How long has La Sagrada Familia been under construction?

Sagrada Família has been under construction for over a century; currently 141 years to be precise. Construction began in 1882. 

When will La Sagrada Família be completed?

Construction of Sagrada Família is expected to be completed in 2026, the centenary of Antoni Gaudí’s death. However the Covid-19 pandemic has caused significant delays to the construction work and an alternative completion date of 2028 has also been suggested.

What is the dress code for visiting La Sagrada Família?

Visitors should dress respectfully. Shoulders and knees should be covered for both men and women. Hats must be removed unless worn for religious or medical purposes. 

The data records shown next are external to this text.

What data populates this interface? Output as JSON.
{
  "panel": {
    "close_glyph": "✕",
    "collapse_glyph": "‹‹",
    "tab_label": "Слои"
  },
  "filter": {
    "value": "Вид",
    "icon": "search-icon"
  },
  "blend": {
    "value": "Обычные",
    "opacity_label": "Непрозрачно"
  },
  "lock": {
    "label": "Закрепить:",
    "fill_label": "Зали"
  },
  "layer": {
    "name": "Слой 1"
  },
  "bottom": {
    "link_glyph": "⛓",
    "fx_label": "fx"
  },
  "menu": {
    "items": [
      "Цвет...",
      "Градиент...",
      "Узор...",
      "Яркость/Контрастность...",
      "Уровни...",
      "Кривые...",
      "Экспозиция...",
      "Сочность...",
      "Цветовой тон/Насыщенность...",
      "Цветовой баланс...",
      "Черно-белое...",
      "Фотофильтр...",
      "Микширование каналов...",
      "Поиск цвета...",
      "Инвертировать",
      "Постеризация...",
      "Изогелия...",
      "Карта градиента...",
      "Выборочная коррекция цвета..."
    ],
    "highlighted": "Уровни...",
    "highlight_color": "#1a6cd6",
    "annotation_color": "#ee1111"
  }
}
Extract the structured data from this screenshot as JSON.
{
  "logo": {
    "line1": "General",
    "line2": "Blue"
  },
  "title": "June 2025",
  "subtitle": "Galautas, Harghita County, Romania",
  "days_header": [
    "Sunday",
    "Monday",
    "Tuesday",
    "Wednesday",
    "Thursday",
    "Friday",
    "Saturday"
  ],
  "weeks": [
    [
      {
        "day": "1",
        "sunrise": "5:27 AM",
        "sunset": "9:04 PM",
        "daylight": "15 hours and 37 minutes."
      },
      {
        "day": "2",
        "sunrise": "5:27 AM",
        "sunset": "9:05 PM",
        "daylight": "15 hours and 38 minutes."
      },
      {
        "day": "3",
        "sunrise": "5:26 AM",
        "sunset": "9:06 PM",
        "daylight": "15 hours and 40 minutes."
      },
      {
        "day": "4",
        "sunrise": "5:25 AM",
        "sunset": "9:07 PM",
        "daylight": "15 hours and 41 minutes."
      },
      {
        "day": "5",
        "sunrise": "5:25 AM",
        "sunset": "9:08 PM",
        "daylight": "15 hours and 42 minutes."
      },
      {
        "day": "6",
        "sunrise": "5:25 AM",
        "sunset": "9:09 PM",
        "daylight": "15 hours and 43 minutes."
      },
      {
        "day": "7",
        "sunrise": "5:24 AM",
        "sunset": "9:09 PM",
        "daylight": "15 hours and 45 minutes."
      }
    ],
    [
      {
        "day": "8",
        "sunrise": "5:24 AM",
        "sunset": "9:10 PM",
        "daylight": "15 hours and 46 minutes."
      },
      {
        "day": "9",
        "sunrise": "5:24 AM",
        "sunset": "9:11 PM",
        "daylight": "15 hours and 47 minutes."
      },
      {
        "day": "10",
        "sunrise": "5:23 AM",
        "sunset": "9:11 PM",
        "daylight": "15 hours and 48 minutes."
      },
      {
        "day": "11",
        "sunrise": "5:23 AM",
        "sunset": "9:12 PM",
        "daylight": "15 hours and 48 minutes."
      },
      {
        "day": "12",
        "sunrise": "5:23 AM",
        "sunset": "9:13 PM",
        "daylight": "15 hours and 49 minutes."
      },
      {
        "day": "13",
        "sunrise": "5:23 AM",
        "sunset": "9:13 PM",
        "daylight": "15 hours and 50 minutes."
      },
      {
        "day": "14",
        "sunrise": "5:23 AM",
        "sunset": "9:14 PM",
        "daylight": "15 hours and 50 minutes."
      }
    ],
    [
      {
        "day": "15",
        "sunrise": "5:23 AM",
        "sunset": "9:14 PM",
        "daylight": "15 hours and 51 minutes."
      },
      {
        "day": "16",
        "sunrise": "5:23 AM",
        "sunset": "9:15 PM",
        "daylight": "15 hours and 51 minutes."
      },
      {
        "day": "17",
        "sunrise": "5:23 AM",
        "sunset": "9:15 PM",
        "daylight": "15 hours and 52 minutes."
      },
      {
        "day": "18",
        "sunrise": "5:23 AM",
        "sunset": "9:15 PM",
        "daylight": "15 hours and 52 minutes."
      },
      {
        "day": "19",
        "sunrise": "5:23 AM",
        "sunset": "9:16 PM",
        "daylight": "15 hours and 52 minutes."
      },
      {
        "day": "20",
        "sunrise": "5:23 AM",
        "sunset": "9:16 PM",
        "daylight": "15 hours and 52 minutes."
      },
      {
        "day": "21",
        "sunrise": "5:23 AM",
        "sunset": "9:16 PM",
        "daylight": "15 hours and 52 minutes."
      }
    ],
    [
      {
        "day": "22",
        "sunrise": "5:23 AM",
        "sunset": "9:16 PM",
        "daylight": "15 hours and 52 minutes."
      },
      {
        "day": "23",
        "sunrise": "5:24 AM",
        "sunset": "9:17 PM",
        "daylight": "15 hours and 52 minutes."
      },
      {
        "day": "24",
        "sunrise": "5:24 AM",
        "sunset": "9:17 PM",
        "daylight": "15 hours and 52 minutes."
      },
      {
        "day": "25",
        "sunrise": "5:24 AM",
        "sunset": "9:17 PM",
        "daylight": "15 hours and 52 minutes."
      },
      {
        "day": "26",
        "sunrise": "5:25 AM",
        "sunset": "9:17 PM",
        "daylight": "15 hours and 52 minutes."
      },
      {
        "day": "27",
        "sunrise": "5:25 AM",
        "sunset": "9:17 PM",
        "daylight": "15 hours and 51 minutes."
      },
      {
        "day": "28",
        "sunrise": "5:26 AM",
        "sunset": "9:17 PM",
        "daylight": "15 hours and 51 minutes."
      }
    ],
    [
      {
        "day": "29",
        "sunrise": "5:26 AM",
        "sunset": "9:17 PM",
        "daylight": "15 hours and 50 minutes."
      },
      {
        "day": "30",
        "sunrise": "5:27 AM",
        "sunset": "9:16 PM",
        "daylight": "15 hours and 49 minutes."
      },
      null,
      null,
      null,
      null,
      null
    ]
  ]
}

Are children allowed in La Sagrada Família? 

Children are absolutely allowed in Sagrada Família and children under 11 years can visit for free! Just note that raised voices are not permitted inside the basilica and children should be kept under close supervision. 

What is the cost of building La Sagrada Família? 

Whilst it is impossible to estimate the total costs of construction of La Sagrada Família, the current estimate for building costs is roughly an eye-watering 25 million euros per year. The building operation has never received public or even church funding. Instead it relies entirely on private donations and revenue from ticket sales.

What is the height of La Sagrada Família? 

La Sagrada Família stands at 172m tall, just 1m less than Montjuïc as Gaudí’ believed nothing man made should be taller than God’s creation. 

What does La Sagrada Família mean in English? 

La Sagrada Família translates as ‘The Sacred Family’. It can be described as the ‘Expiatory Temple of the Sacred Family’.